No solo somos obra de sus manos, sino que Él mismo se hizo hombre, apareciendo en medio de la humanidad como el siervo sufriente. Nada que pase por nuestro corazón le es desconocido, nos entiende y nos comprende como solo lo puede hacer un Dios que ha descendido a la condición humana. Lo compartió todo menos el pecado.
Por eso en el evangelio de hoy se dirige a sus apóstoles para decirles: “no tiemble vuestro corazón”. Hoy me pongo en el lugar de ellos y me identifico con ese miedo. Me imagino en medio de un mundo perseguidor y descreído, siguiendo al que he reconocido como al Mesías. De repente presiento su marcha. Me siento abandonado. Mi corazón se acongoja. No hacen falta mis palabras para que Jesús lea mi estado de ánimo, mi temor. Él también ha llorado y ha experimentado el sufrimiento en grado sumo. Nunca seremos del todo conscientes de la grandeza de tener un Dios que se compenetra con cada uno de nosotros hasta este punto. Rechazar esta gracia es la mayor de las desgracias que nos puede ocurrir.
Los apóstoles temen quedarse huérfanos y Jesús les presenta un motivo trascendental y definitivo para llegar al consuelo y la alegría: “os llevaré conmigo, para que donde estoy, estéis también vosotros”. Jesucristo será crucificado, resucitará y subirá al cielo para preparar ese lugar de reencuentro definitivo y eterno con los hombres. El mismo Jesús al que han visto resucitar a muertos y sanar ciegos y paralíticos es el que ahora les promete la vida eterna y la gloria compartida con Él mismo.

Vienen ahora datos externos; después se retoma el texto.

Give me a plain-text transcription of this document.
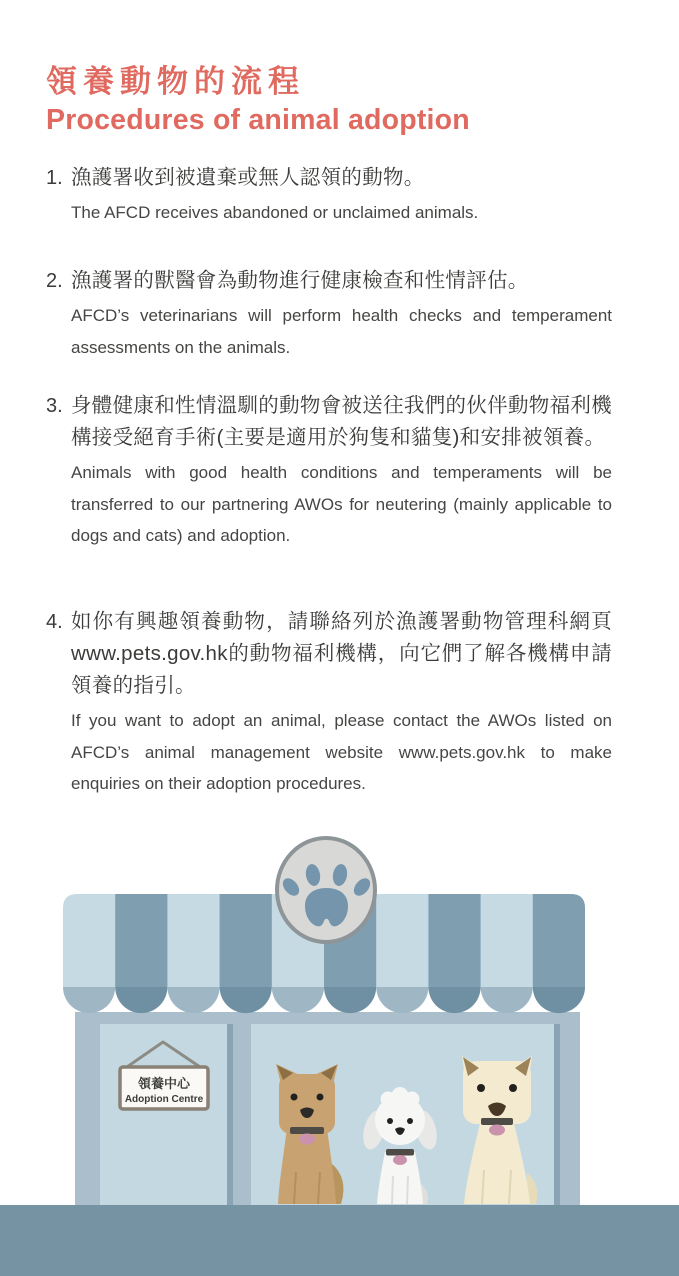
領養動物的流程

Procedures of animal adoption

1. 漁護署收到被遺棄或無人認領的動物。

The AFCD receives abandoned or unclaimed animals.

2. 漁護署的獸醫會為動物進行健康檢查和性情評估。

AFCD’s veterinarians will perform health checks and temperament assessments on the animals.

3. 身體健康和性情溫馴的動物會被送往我們的伙伴動物福利機構接受絕育手術(主要是適用於狗隻和貓隻)和安排被領養。

Animals with good health conditions and temperaments will be transferred to our partnering AWOs for neutering (mainly applicable to dogs and cats) and adoption.

4. 如你有興趣領養動物，請聯絡列於漁護署動物管理科網頁www.pets.gov.hk的動物福利機構，向它們了解各機構申請領養的指引。

If you want to adopt an animal, please contact the AWOs listed on AFCD’s animal management website www.pets.gov.hk to make enquiries on their adoption procedures.

領養中心
Adoption Centre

Que tristeza la de este mundo que vive la muerte de un ser querido como una pérdida definitiva. Los más esperanzados afirman que “algo habrá”. Si el hombre se considera destinado a la nada y al vacío, no es extraño que se produzcan suicidios, brotes de violencia y todo tipo de experiencias destinadas a evadirse y olvidar por un momento el absurdo de una vida tan volátil.
Los apóstoles estaban tristes y detrás de la tristeza puede aparecer el desaliento y la angustia. Jesús no se conforma con abrirles un espléndido panorama de esperanza, sino que además les señala el camino que tienen que seguir hasta que el venga a por ellos. Se sienten perdidos y Él les ofrece la brújula por la que se tienen que guiar. Él ha convivido con ellos mucho tiempo y les ha mostrado con su vida cómo es Dios, ha mostrado al Padre y el camino para llegar a Él y quedarse junto a Él. Como colofón termina Jesús diciendo: “Yo soy el camino y la verdad y la vida. Nadie va al Padre sino por mí”.
El mundo vive hoy en contra de esta verdad. En una cárcel que cada uno decora y acondiciona según criterios propios y posibilidades materiales. A pesar de esto hace de su cárcel un modelo de libertad. Una ética y unas leyes barnizadas con el pensamiento único imperante, dan un tono de civilización, progreso y modernidad a esta decadente sociedad. La muerte es un enemigo invencible, al que hay que ocultar o disfrazar. Son aceptables creencias en reencarnaciones, dimensiones paralelas, energías cósmicas y un sinfín de necedades más. El cristianismo, sin embargo, es tachado como algo desfasado, caduco y fuera de lugar.
Este pensamiento tiene la fuerza que da el mismo demonio, príncipe de este mundo, el cual, ocupando el lugar de Dios ha inoculado el miedo en el corazón del hombre, quedando este esclavo por el pecado y los tremendos males que acarrea. Los que queremos ser discípulos de Jesucristo estamos, en medio de todo esto, expuestos a sucumbir en este combate. Por eso es vital y necesario grabar en nuestro corazón el evangelio de hoy, porque en él se encuentra la fuerza que necesitamos para nuestra salvación y la del mundo que nos rodea. El miedo ha sido vencido.